Assuming that it was possible in Nigeria to remove a company’s CEO for operational negligence, would it also not be highly significant if someone is prosecuted for instance? It seems to me that those who go to sleep in Nigeria leaving wires lying around forget that the deaths that result from these cases of negligence are actually crimes that can be prosecuted. When organisations fail to do the right thing and people die, they have not only been electrocuted but executed as well. How companies can use decaying wooden poles that are so weak they are an apology to nature, to hold up high-tension cables defies common sense. How many times are those poles checked as a matter of routine? How frequent are they replaced? How urgently do companies respond to emergency calls before a live wire electrocutes someone?
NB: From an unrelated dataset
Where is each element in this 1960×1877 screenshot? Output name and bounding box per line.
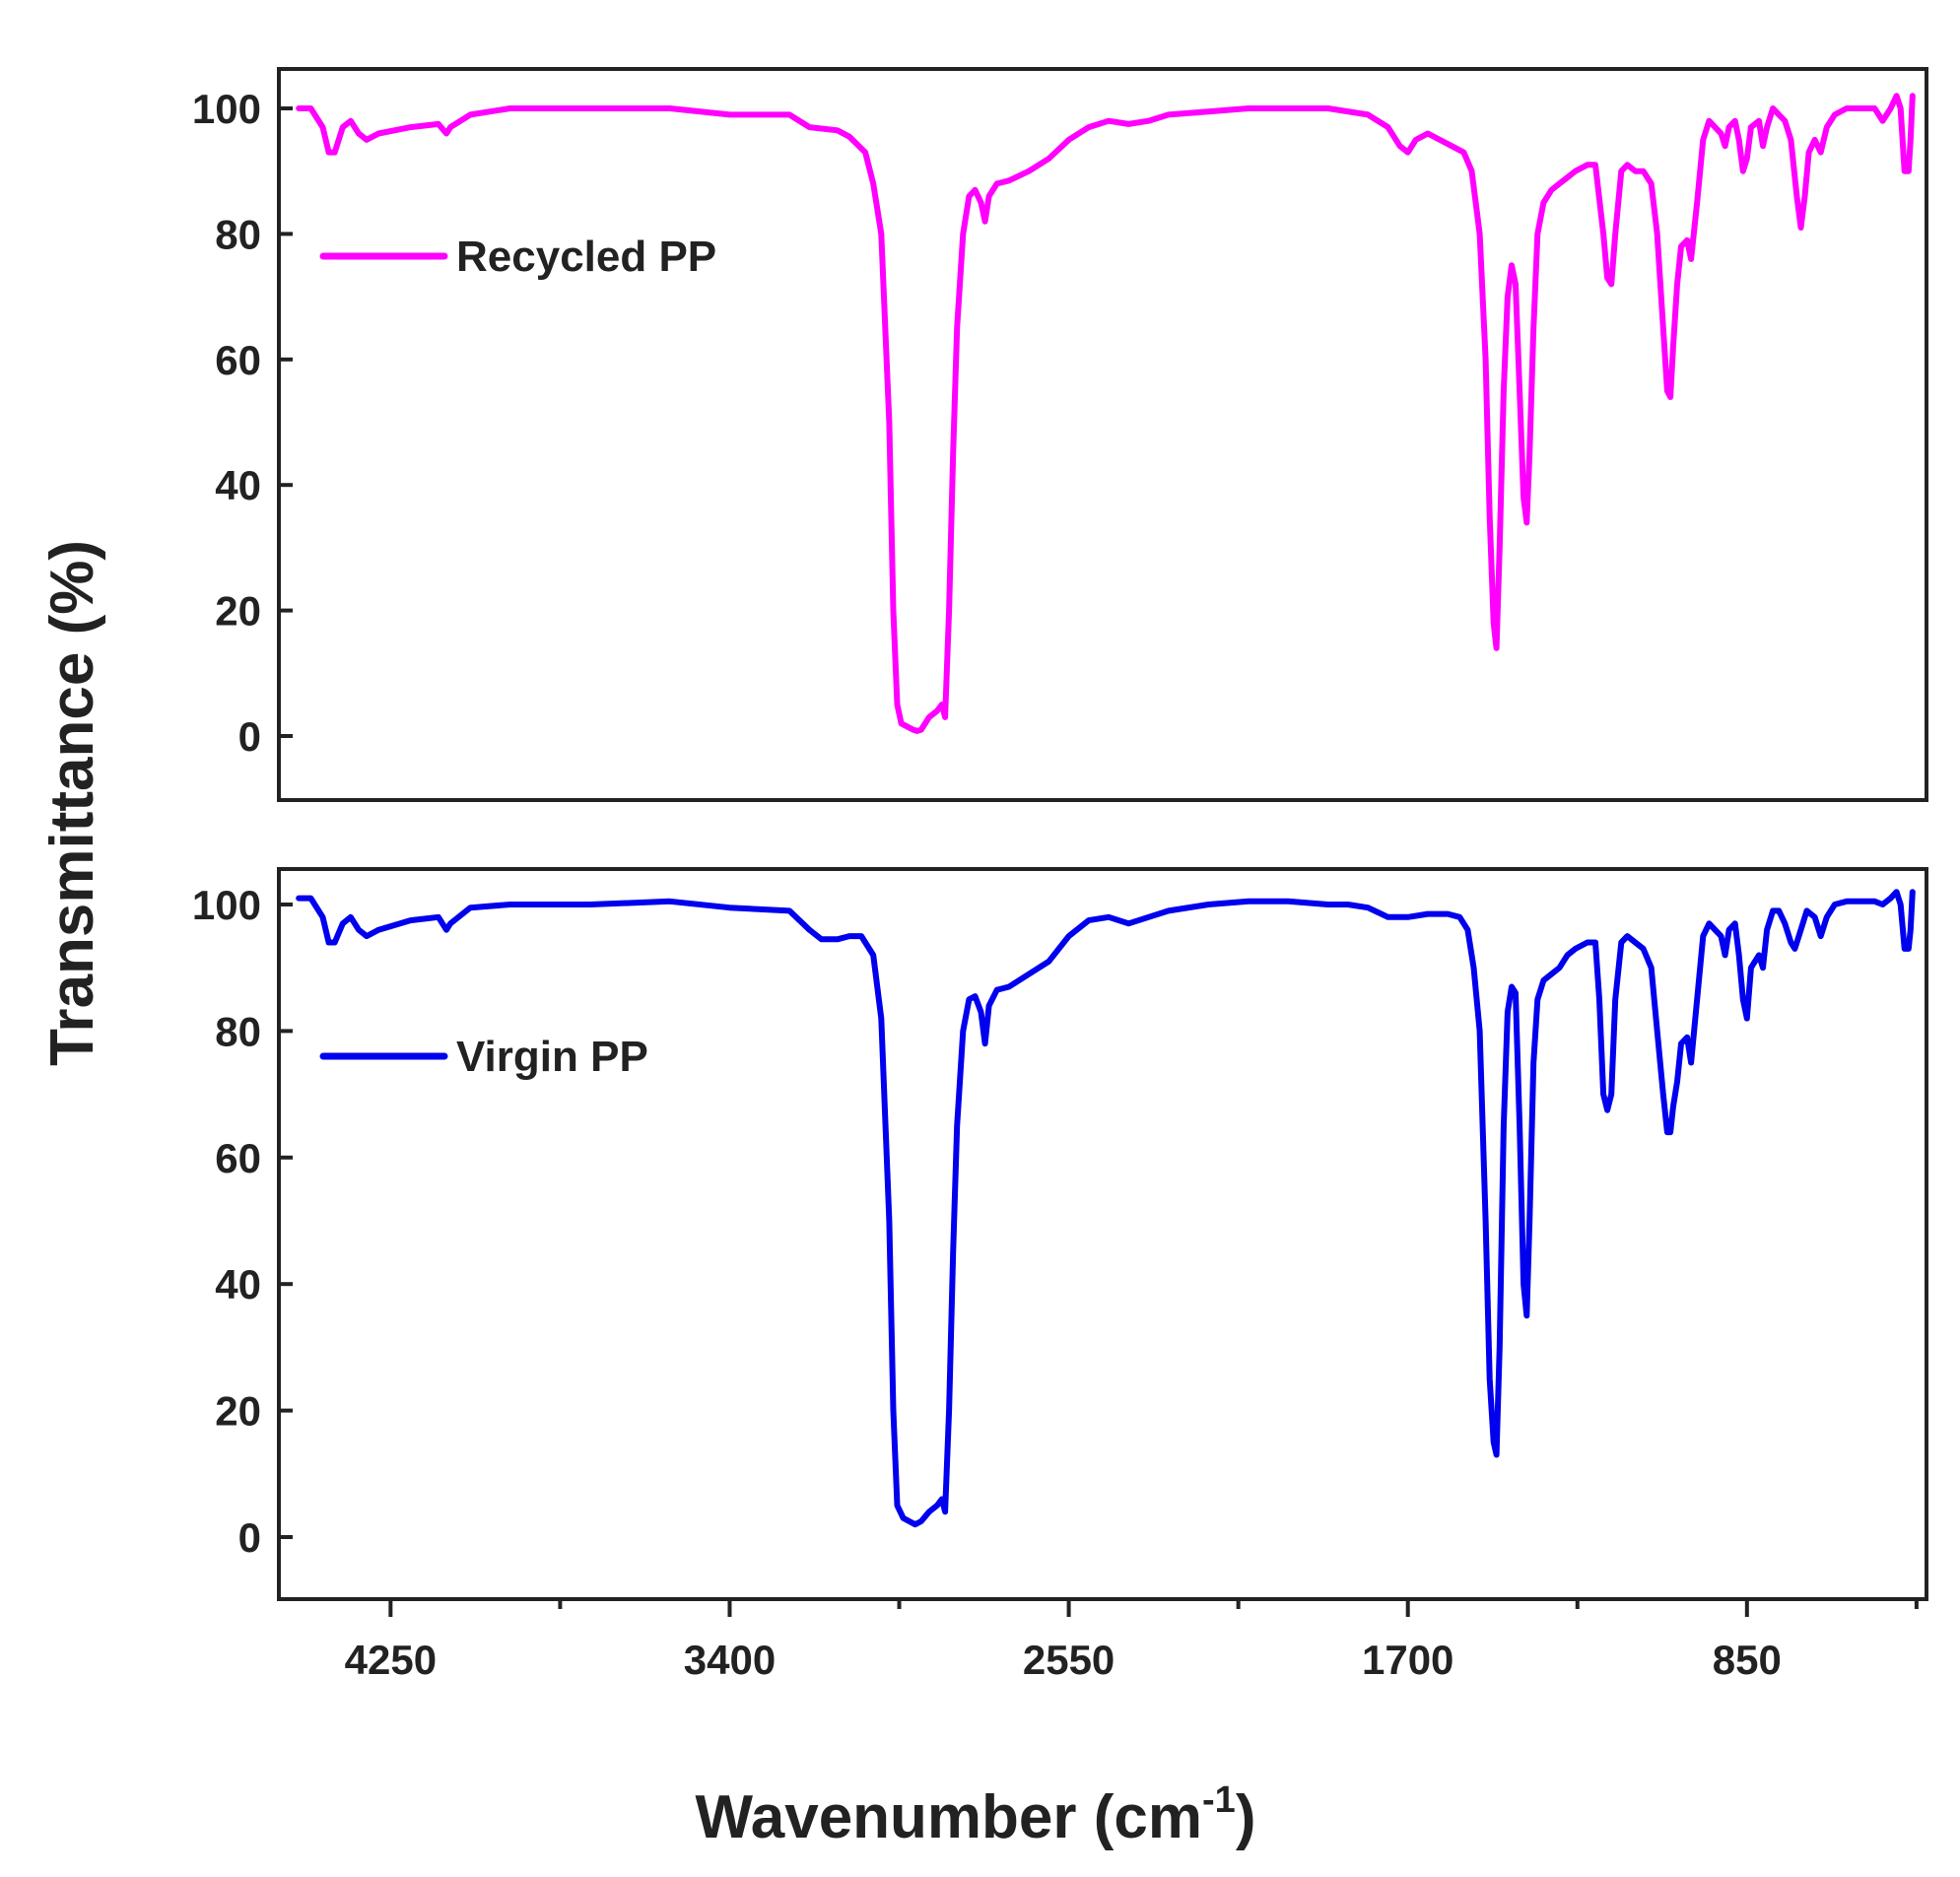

There are germane questions about how this could have happened and importantly, to prevent future ones.

Now the Federal Government is sending a team to UNILAG to investigate Ms. Anekwe’s death. Hopefully they don’t stop at the level of sterile fact-finding, submission of report and leaving everything hanging. We hope they follow this through. It is important to prevent the next person from being executed – or electrocuted.